The Slatington News:
The Palmerton Years (1967-1985)

The Slatington News banner

blue bar

Despite The Slatington News being around for so long, and despite the fact that I regularly read the paper through the 1970s and early 1980s, I have little detailed information about its last years. It just disappeared!

In March 1967, the Rauch brothers sold the paper to Harold Boyd Nanovic of Palmerton. He was the son of Joseph Nanovic (1913-1997), the publisher of the Palmerton Post. Russell Rauch, the managing editor and one of the partners of the Slatington paper, announced the sale but not the price. The News Publishing Company, technically the publishing company of the paper, continued to own the News building, to do some commercial printing and to cooperate with Nanovic on the paper and the use of the Main Street building.

According to the announcement of the sale. Harold Nanovic became the editor and publisher. He had started as a newsboy for his father, then became circulation manager and the sports editor in Palmerton.

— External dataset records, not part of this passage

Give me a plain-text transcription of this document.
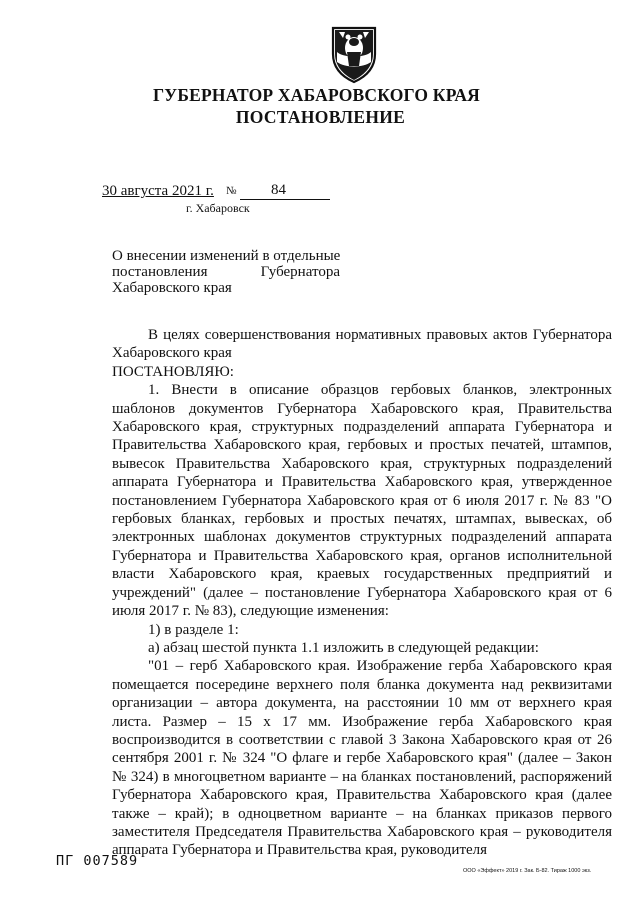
ГУБЕРНАТОР ХАБАРОВСКОГО КРАЯ
ПОСТАНОВЛЕНИЕ
30 августа 2021 г. № 84
г. Хабаровск
О внесении изменений в отдельные
постановления Губернатора
Хабаровского края
В целях совершенствования нормативных правовых актов Губернатора Хабаровского края
ПОСТАНОВЛЯЮ:
1. Внести в описание образцов гербовых бланков, электронных шаблонов документов Губернатора Хабаровского края, Правительства Хабаровского края, структурных подразделений аппарата Губернатора и Правительства Хабаровского края, гербовых и простых печатей, штампов, вывесок Правительства Хабаровского края, структурных подразделений аппарата Губернатора и Правительства Хабаровского края, утвержденное постановлением Губернатора Хабаровского края от 6 июля 2017 г. № 83 "О гербовых бланках, гербовых и простых печатях, штампах, вывесках, об электронных шаблонах документов структурных подразделений аппарата Губернатора и Правительства Хабаровского края, органов исполнительной власти Хабаровского края, краевых государственных предприятий и учреждений" (далее – постановление Губернатора Хабаровского края от 6 июля 2017 г. № 83), следующие изменения:
1) в разделе 1:
а) абзац шестой пункта 1.1 изложить в следующей редакции:
"01 – герб Хабаровского края. Изображение герба Хабаровского края помещается посередине верхнего поля бланка документа над реквизитами организации – автора документа, на расстоянии 10 мм от верхнего края листа. Размер – 15 х 17 мм. Изображение герба Хабаровского края воспроизводится в соответствии с главой 3 Закона Хабаровского края от 26 сентября 2001 г. № 324 "О флаге и гербе Хабаровского края" (далее – Закон № 324) в многоцветном варианте – на бланках постановлений, распоряжений Губернатора Хабаровского края, Правительства Хабаровского края (далее также – край); в одноцветном варианте – на бланках приказов первого заместителя Председателя Правительства Хабаровского края – руководителя аппарата Губернатора и Правительства края, руководителя
ПГ 007589
ООО «Эффект» 2019 г. Зак. Б-82. Тираж 1000 экз.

But at some time, it seems like his father became the real publisher of The Slatington News.

Joseph Paul Nanovic (1913-1991), earned a degree (summa cum laude) in communications from the University of Notre Dame in 1935. For some time, he worked for the American News Company in Columbia, SC before returning to Palmerton and assuming control of The Palmerton Post in 1948 as editor and publisher. He was married to Amelia née Gray (1918-1997), and they had three children.

The Palmerton Post header

Header from The Palmerton Post newspaper

By 1975, the Slatington News building had been sold, and publication of the paper was completely in the hands of Nanovic in Palmerton who also used the Times News (Lehighton) for printing.

The Palmerton Post ceased operations on or about 30 May 1985, and so too did The Slatington News.

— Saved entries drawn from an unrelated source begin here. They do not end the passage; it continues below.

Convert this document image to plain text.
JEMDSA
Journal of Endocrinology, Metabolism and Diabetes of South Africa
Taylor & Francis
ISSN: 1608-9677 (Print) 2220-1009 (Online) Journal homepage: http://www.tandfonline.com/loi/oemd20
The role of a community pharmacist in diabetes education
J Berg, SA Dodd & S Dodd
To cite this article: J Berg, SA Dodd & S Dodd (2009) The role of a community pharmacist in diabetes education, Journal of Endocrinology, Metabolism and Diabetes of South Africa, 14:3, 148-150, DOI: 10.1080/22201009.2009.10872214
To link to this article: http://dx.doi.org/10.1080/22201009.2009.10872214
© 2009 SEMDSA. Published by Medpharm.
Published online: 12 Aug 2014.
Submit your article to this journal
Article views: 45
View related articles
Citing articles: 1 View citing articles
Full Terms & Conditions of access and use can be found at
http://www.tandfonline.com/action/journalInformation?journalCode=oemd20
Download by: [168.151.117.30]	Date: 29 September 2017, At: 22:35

In May 1971, the Slatington Lions Club began looking for donations to buy a collection, 100 years of The Slatington News and microfilm readers. In January 1972, the club presented a complete, 104-year set of the paper on microfilm and the necessary microfilm readers to the school and to the Slatington Public Library. A master set of microfilms was deposited in The Citizens National Bank, and the original newspapers were put in the American Bank & Trust, Slatington Branch. Cost of the project was estimated at $2,310. Eventually, the microfilms were digitized by the Lions Club and made available in the library and school.